Accessibility: Webmail bears the advantage of being accessible at any place and time no matter if you have your computer with you or not. For today’s business person this makes the email form preferable to desktop email because it allows them to take care of pressing matters more easily. Instead of lugging around a laptop, you can simply duck in to an Internet cafe, take care of what you need to, and then go on about your business. When confined to the desktop, matters must wait until you are able to make it back to the home office.
Installation: With desktop mail, you will have to download a program to your computer. Doing so means that hard drive space is consumed. Add in messages and attachments, and storage capacity shrinks. This may not be a big deal if you don’t use the computer for entertainment purposes. However, if you like to keep music downloads and movies at the ready, that can eat away at the available room.
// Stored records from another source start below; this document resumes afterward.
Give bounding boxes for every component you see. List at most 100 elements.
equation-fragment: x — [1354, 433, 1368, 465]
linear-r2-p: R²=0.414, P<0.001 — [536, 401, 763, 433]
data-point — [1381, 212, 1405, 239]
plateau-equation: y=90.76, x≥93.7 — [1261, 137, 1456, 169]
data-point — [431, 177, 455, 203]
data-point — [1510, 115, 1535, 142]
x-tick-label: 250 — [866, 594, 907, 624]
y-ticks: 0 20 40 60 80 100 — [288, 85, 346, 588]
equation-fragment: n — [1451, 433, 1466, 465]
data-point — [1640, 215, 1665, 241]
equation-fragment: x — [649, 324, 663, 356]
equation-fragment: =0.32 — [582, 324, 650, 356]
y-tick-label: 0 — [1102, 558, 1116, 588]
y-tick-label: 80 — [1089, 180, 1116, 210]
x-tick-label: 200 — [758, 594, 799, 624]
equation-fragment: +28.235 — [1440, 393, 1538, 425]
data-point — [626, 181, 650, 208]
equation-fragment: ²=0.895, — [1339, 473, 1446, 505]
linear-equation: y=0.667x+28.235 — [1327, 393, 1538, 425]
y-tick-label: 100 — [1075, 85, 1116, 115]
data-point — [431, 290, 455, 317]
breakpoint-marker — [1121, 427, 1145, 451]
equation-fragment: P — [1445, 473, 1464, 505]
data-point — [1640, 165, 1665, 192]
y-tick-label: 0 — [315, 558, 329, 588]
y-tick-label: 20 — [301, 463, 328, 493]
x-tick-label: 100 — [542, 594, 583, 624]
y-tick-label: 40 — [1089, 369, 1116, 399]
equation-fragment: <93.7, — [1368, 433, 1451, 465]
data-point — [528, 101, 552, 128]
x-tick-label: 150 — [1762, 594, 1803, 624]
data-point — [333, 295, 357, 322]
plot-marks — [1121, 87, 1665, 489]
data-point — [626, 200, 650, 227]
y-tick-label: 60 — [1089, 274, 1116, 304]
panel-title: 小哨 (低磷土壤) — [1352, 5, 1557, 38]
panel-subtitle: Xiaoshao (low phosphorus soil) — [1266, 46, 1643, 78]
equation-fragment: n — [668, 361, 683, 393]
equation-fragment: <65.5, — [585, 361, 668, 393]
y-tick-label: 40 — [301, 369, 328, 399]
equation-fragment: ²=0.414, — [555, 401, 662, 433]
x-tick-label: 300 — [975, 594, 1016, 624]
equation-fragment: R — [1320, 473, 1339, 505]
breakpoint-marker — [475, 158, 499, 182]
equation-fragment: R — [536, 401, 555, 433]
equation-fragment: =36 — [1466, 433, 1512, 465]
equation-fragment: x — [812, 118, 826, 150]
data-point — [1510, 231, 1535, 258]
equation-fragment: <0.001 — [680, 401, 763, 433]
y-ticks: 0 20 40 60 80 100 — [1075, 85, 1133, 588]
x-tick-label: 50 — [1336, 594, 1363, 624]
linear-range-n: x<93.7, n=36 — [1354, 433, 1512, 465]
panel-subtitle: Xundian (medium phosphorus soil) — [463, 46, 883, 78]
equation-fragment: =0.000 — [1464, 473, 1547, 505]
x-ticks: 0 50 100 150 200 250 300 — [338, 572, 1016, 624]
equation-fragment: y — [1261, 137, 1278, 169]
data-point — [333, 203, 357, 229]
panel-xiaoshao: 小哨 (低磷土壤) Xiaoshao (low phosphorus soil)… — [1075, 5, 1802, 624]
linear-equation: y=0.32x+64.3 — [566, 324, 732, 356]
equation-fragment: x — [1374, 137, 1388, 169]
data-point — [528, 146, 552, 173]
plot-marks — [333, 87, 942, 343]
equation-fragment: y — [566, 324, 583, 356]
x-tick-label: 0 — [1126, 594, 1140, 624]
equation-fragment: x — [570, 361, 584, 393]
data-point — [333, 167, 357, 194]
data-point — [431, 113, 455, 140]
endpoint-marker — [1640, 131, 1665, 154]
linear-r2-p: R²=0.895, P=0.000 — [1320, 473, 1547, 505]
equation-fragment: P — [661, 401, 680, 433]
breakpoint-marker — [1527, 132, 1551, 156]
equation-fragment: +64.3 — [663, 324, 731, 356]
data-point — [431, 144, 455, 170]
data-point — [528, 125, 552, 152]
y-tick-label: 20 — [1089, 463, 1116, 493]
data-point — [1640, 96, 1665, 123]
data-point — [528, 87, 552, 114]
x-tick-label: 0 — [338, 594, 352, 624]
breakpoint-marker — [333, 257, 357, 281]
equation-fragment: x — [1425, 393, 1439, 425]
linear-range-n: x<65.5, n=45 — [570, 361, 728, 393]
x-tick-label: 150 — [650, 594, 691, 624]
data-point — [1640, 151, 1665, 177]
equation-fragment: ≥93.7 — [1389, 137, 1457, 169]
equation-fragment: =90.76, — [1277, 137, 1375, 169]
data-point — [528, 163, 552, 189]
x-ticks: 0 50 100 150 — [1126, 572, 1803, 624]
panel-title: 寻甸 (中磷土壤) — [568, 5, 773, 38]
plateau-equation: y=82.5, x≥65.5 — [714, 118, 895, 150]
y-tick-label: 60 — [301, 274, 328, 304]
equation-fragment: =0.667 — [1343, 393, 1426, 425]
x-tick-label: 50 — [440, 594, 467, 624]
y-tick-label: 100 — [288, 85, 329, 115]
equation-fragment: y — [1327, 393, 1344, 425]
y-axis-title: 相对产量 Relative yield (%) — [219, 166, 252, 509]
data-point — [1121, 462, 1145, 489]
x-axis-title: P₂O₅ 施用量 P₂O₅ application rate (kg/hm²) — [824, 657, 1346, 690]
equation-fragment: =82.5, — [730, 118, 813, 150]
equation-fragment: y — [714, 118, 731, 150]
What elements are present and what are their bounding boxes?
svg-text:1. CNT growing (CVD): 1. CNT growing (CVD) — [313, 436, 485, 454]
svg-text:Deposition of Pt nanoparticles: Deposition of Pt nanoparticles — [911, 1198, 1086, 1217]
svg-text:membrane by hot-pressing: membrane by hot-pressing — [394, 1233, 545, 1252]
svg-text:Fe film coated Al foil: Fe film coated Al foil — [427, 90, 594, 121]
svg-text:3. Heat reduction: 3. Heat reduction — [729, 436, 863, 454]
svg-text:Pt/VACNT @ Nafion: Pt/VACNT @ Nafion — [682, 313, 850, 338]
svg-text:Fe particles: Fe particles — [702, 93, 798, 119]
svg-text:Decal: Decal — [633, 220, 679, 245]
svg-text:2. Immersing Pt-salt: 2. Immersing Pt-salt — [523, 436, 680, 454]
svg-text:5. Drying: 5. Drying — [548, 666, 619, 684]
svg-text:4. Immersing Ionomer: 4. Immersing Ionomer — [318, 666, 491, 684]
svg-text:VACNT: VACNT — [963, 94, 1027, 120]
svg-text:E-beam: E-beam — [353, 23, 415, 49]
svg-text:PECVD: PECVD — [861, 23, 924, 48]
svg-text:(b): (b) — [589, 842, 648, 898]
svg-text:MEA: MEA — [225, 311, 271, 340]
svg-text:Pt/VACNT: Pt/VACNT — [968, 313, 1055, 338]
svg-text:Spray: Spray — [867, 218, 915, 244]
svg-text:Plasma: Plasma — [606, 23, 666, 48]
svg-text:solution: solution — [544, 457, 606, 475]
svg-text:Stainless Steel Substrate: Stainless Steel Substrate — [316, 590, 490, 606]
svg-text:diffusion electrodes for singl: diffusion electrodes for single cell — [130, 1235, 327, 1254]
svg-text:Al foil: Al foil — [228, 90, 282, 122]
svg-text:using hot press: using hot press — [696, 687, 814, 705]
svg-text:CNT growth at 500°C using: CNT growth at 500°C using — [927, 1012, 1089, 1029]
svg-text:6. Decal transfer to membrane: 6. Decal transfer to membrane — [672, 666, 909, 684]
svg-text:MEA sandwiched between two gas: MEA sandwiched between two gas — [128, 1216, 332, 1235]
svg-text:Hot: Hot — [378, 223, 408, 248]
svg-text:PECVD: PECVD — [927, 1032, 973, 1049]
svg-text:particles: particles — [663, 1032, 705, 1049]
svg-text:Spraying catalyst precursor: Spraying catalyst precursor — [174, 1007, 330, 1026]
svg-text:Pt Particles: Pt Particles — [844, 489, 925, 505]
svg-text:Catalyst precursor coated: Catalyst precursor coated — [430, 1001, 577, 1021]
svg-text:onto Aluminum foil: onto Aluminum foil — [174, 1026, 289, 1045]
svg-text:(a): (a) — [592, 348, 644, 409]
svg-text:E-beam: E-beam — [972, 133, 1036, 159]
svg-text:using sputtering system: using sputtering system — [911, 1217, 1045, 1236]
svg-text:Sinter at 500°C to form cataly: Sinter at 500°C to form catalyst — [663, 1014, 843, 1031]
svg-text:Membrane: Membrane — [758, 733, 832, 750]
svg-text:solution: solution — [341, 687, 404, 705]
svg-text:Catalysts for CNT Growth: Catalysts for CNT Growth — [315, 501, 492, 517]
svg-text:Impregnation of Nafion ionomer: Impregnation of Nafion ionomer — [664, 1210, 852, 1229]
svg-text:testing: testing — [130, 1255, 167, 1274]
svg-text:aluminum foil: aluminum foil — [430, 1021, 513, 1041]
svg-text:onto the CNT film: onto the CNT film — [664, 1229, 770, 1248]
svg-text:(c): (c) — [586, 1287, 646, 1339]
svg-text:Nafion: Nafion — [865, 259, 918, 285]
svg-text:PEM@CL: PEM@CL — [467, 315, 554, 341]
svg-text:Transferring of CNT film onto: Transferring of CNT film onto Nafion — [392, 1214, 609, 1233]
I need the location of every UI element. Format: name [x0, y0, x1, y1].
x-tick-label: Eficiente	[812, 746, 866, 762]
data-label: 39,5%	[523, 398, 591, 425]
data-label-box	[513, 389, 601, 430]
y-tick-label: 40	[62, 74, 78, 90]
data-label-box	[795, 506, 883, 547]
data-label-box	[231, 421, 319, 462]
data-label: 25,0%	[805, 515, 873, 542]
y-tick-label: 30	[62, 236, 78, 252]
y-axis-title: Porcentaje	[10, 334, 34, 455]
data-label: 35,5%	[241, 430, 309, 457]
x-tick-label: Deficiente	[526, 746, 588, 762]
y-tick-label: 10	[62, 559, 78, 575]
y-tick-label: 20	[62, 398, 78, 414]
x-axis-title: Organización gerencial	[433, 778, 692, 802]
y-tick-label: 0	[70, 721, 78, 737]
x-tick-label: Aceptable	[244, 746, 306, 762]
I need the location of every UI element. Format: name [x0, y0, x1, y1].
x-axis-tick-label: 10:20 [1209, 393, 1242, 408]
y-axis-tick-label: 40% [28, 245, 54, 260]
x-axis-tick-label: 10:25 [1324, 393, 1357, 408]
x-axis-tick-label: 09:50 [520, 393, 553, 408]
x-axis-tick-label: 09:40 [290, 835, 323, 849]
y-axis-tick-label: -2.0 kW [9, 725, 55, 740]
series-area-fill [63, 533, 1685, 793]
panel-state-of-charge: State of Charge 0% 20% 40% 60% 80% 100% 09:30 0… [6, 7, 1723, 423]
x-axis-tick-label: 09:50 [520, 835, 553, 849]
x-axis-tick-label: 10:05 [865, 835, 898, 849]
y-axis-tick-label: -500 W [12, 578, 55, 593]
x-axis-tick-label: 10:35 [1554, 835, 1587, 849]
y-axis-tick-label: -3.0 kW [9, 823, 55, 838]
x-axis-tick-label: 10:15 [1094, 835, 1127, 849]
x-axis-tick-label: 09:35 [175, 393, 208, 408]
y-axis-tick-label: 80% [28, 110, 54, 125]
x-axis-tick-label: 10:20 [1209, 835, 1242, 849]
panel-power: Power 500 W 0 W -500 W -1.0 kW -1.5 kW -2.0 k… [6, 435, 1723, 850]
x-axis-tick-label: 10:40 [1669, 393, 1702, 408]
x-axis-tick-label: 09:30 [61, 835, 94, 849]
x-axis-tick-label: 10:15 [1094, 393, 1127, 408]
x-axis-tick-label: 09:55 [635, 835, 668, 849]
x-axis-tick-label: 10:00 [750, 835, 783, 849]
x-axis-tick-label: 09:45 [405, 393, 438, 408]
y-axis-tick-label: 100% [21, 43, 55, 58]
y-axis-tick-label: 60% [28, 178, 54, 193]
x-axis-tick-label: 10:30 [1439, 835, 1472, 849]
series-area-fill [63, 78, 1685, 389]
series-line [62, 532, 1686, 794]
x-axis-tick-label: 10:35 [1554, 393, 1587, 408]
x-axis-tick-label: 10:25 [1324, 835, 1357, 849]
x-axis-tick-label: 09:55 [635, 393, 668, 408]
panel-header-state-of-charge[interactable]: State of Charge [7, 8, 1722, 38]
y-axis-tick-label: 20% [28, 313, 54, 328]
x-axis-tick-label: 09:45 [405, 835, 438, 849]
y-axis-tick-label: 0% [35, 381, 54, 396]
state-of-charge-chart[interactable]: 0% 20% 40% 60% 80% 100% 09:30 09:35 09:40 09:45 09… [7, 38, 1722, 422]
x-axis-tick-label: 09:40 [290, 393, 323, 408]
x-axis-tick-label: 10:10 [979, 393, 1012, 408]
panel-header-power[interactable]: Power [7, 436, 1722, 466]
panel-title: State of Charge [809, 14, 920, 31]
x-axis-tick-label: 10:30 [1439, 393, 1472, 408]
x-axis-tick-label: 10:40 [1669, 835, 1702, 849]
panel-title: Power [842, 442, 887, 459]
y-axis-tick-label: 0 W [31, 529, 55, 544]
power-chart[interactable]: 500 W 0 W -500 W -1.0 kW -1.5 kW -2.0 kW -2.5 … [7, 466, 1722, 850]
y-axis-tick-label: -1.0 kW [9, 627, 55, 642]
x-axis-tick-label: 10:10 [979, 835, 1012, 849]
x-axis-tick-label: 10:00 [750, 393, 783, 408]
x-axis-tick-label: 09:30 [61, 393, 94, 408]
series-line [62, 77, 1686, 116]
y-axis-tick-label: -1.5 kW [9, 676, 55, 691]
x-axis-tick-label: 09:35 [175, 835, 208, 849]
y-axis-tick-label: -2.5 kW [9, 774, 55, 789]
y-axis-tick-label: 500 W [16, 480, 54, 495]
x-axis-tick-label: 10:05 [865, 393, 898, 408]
Webmail is maintained online. That means no matter how large an email is, it’s maintained at a site other than your home computer, allowing greater flexibility in the files that you keep.
Usage: One drawback of Webmail is that you may sometimes need to use it when there is maintenance going on or the service is experiencing technical issues. When this happens, you’re out of luck, no matter if you have a viable Internet connection or not. Desktop emails can be viewed online (including non-web hosted attachments). If you deal in TIFFs, Word docs, and PDF files, this can be highly advantageous.
However, when you experience Internet connection problems, you’re out of luck in both cases. Transferring data like emails and attachments requires a constant use of the Internet. And desktop email programs can still be subject to tech issues. With webmail, assigned pros are working to fix issues. Desktop email puts the burden on you.